Infine, che cosa facciamo per i ragazzi rimasti, come li aiutiamo di fronte al trauma subito? Accettiamo che sia uno dei tanti? Consideriamo sufficiente l’organizzazione ordinaria presente negli Istituti penitenziari? O pensiamo che sia l’ora che la città si prenda cura di questi suoi giovani? Che le carceri minorili diventino davvero luoghi aperti e trasparenti e soprattutto spopolati, in cui sia possibile seguire pochi ragazzi facendo prevalere quelli che Alessandro Margara chiama “gli spiriti della casa” sugli “spiriti del carcere”? L’Ipm Meucci è dietro la stazione centrale. Quanti fiorentini conoscono la sua esistenza?

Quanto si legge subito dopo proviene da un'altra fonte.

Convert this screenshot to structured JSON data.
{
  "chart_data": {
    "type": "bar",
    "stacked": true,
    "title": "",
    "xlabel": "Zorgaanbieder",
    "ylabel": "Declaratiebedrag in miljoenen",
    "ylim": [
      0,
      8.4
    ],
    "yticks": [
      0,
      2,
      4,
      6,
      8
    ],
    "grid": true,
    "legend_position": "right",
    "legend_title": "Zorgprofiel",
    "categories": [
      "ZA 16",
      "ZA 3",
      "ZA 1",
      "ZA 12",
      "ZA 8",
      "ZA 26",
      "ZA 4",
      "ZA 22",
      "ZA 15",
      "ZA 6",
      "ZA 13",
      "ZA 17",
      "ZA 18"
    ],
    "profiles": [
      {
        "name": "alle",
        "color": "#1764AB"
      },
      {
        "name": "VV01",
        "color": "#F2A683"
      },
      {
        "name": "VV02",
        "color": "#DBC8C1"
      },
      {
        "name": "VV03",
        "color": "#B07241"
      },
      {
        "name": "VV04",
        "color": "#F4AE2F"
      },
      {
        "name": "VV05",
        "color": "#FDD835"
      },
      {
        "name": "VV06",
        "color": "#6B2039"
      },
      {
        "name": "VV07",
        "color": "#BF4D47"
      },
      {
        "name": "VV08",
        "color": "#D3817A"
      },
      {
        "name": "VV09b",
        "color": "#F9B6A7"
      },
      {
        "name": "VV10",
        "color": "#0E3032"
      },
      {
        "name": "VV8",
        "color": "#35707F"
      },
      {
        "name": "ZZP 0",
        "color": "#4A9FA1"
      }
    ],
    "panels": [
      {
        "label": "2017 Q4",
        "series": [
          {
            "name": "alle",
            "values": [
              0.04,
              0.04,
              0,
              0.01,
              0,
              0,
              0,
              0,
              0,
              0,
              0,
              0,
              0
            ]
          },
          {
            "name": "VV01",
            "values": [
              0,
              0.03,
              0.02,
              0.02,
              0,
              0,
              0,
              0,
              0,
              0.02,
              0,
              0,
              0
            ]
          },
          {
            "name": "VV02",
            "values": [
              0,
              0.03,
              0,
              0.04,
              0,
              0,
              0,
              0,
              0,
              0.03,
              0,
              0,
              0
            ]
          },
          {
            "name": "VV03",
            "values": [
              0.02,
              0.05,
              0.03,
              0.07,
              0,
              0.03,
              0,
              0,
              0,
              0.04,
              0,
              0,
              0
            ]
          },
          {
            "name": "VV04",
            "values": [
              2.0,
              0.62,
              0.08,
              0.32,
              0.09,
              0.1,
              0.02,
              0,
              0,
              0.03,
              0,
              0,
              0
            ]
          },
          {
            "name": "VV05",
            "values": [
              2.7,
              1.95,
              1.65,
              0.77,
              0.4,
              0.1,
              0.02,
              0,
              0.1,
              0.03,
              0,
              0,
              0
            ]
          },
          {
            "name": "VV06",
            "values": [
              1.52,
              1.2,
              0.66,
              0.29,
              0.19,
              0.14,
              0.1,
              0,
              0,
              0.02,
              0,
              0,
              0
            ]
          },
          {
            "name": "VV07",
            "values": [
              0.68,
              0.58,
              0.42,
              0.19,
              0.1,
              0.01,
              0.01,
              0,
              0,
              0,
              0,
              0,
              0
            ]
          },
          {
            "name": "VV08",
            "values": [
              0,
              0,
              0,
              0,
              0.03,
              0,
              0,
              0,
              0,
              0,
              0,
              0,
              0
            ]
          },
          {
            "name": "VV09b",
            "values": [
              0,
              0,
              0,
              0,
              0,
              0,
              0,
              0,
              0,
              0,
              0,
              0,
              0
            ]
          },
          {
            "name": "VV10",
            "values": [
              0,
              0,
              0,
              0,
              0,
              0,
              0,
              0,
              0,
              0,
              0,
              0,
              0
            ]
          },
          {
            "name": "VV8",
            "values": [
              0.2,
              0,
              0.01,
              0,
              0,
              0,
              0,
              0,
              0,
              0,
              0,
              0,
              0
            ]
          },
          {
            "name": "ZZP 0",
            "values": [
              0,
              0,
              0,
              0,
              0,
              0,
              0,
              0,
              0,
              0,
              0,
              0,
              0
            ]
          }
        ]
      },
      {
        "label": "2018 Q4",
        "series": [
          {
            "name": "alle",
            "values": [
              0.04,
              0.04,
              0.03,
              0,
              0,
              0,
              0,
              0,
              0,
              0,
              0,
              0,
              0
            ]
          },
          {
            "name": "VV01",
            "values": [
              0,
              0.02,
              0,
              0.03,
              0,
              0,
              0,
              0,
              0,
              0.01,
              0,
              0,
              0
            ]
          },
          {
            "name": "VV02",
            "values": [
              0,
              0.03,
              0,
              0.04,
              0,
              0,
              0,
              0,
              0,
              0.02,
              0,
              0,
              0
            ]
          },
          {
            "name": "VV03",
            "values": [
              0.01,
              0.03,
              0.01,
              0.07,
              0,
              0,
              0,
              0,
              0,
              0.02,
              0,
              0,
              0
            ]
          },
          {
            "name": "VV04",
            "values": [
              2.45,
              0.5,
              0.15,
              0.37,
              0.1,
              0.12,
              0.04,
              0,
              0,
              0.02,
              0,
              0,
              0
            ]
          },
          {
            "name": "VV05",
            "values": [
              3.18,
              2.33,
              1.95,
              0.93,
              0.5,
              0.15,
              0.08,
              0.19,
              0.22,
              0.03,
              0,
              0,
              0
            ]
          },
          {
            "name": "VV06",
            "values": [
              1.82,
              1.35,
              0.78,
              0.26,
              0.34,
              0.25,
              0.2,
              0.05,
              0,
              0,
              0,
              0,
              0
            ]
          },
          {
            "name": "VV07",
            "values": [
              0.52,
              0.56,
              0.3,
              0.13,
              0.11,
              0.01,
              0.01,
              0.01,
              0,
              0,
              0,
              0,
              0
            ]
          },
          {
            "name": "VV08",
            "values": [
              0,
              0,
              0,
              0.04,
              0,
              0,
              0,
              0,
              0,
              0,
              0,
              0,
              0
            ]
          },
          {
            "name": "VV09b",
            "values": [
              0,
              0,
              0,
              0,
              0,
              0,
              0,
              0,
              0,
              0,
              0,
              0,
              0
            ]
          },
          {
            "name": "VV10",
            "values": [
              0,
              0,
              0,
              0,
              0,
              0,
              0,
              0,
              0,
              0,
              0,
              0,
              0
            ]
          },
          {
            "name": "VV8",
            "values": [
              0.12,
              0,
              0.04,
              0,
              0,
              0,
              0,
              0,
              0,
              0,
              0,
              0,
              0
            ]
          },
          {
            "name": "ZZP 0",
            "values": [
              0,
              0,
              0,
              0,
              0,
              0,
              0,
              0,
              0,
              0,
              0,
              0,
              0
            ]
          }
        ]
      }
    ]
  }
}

I ragazzi detenuti nell’Ipm di Firenze, come nel resto d’Italia, appartengono quasi esclusivamente ai seguenti gruppi sociali: sono stranieri, rom, sinti, o minori originari del sud Italia. Se si confrontano i dati relativi alla popolazione detenuta con quelli dei minori autori di reato si scopre facilmente come questi gruppi sociali sono sovra rappresentati in carcere. Il sistema della giustizia penale minorile opera una selezione sociale, individuando come suoi “utenti” privilegiati i minori appartenenti alle categorie più disagiate. Un simile processo di selezione smentisce gli intenti professati dalla riforma del 1988 e dal sistema penitenziario trattamentale nel suo complesso.

Se Yassine fosse stato italiano e avesse avuto alle spalle una “normale famiglia italiana” non sarebbe mai finito in carcere e, certamente, oggi nessuno considererebbe “scaduta” la notizia del suo suicidio. Insieme ai ragazzi reclusi in Ipm, siamo addolorati e indignati. Vorremmo che anche la società nella quale viviamo e lavoriamo continuasse ad esserlo e decidesse di muoversi per evitare che queste tragedie continuino a ripetersi.